Burns Lake

Burns Lake Info – On the Route

Burns Lake is located on the traditional territory of 6 First Nations: Skin Tyee Nation, Nee Tahi Buhn, Cheslatta Carrier Nation, Lake Babine Nation, Wet’suwet’en First Nation, and Ts’il Kaz Koh.

With 3,000 miles of lakes, the region of Burns Lake and the Lakes District offers some of the best fishing and boating in British Columbia. Feel like catching a trophy rainbow? Try Eutsuk or Babine Lake. Like to fly fish? Grab your favourite rod and reel and try Helene or Mackenzie. These same bodies of water are great for boating too. Francois and Ootsa, with their hidden coves and pine-clad islands, are great for day-long and overnight cruises. Burns Lake and its smaller twin, Decker Lake, are perfect for kayaking and water skiing.

Yet the Lakes District is more than just a boating and fishing paradise. The area has much more to offer outdoor enthusiasts. This region has always been popular with big game hunters, who come from all over the world to hunt moose, deer and black bear. Game birds are plentiful and some of the high country areas produce good sized mountain goats.

Hikers and cyclists will also find plenty to keep them busy here. There are more than two dozen trails in the region (many of them only minutes from downtown Burns Lake), and the Boer Mountain Recreation Area has world-class bike trails for riders of all skill levels.

There’s no shortage of camping available, either.

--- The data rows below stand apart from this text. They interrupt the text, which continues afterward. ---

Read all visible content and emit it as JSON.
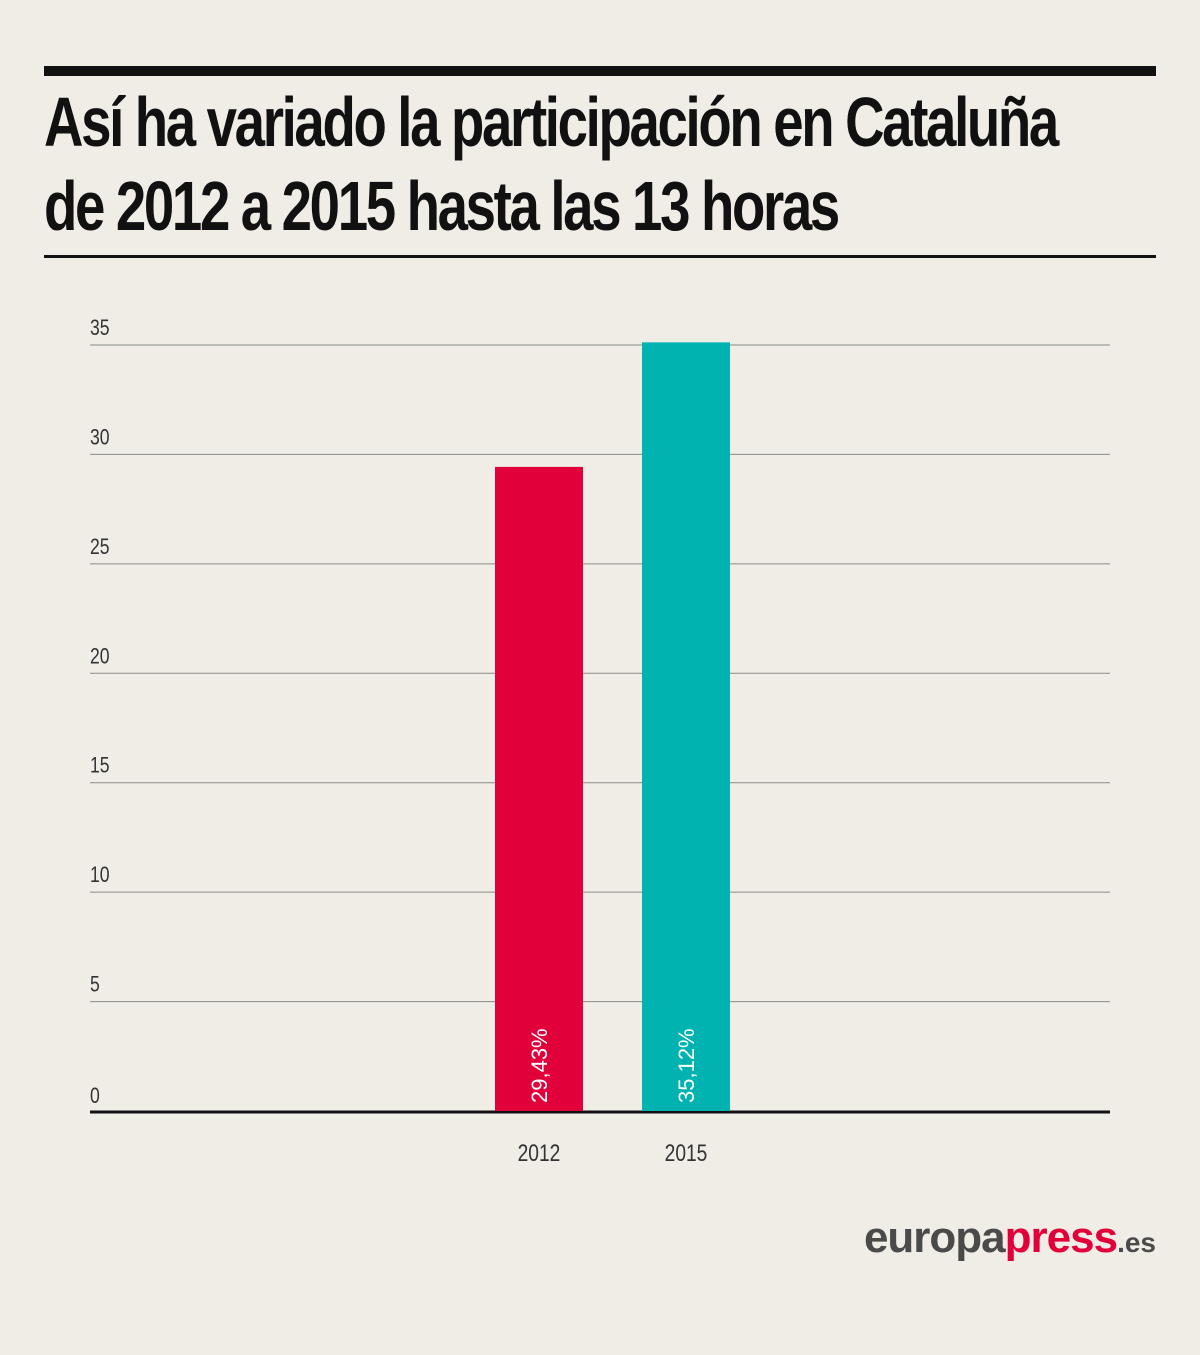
{
  "header": {
    "title_line1": "Así ha variado la participación en Cataluña",
    "title_line2": "de 2012 a 2015 hasta las 13 horas"
  },
  "chart_data": {
    "type": "bar",
    "categories": [
      "2012",
      "2015"
    ],
    "values": [
      29.43,
      35.12
    ],
    "data_labels": [
      "29,43%",
      "35,12%"
    ],
    "colors": [
      "#e2003b",
      "#00b3b0"
    ],
    "yticks": [
      "0",
      "5",
      "10",
      "15",
      "20",
      "25",
      "30",
      "35"
    ],
    "ylim": [
      0,
      35
    ],
    "grid": true,
    "legend": "none"
  },
  "branding": {
    "europa": "europa",
    "press": "press",
    "tld": ".es"
  }
}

Individuals who prefer well-established, easily accessible sites will find them along Tchesinkut, Babine, Francois, Uncha, and Takysie lakes.

Looking for something a bit more secluded? If it’s true wilderness you seek, look no further than Tweedsmuir Park, one of the largest protected areas in British Columbia. Accessible only by boat, helicopter, or float plane, it boasts crystal clear lakes, thundering waterfalls, and snow-capped mountains.

Artists and photographers will also find more than enough subject matter in the Lakes District. Sunsets and sunrises are often stunning here, and the wildlife plentiful. Take the free ferry across Francois Lake to the Southside, where pastoral scenes abound; travel a bit farther south to Ootsa Lake and see the craggy face of Mount Wells. Set up an easel almost anywhere, and you’ll find something worth sketching.

Side Route Alert | Francois Lake Loop (South via Hwy 35)

Highway 35, south of Burns Lake to the Southside (via Ferry), offers some absolutely stunning views including Cheslatta Falls. Traversing through the territory of the Cheslatta Carrier Nation, this Side Route around Francois Lake loops around to land you back at Houston and Route 16. Some areas are gravel.

Side Route Alert | Granisle (North via Hwy 118)

The Village of Granisle, located on the traditional territory of Lake Babine Nation, is 98 km north of Burns Lake via Highway 118. Situated on the shores of Babine Lake, the area features stunning remote beauty with boating, hiking, fishing, and cultural activities. It is also home to one of the largest salmon runs in the world, which visitors can view at the channels and hatcheries.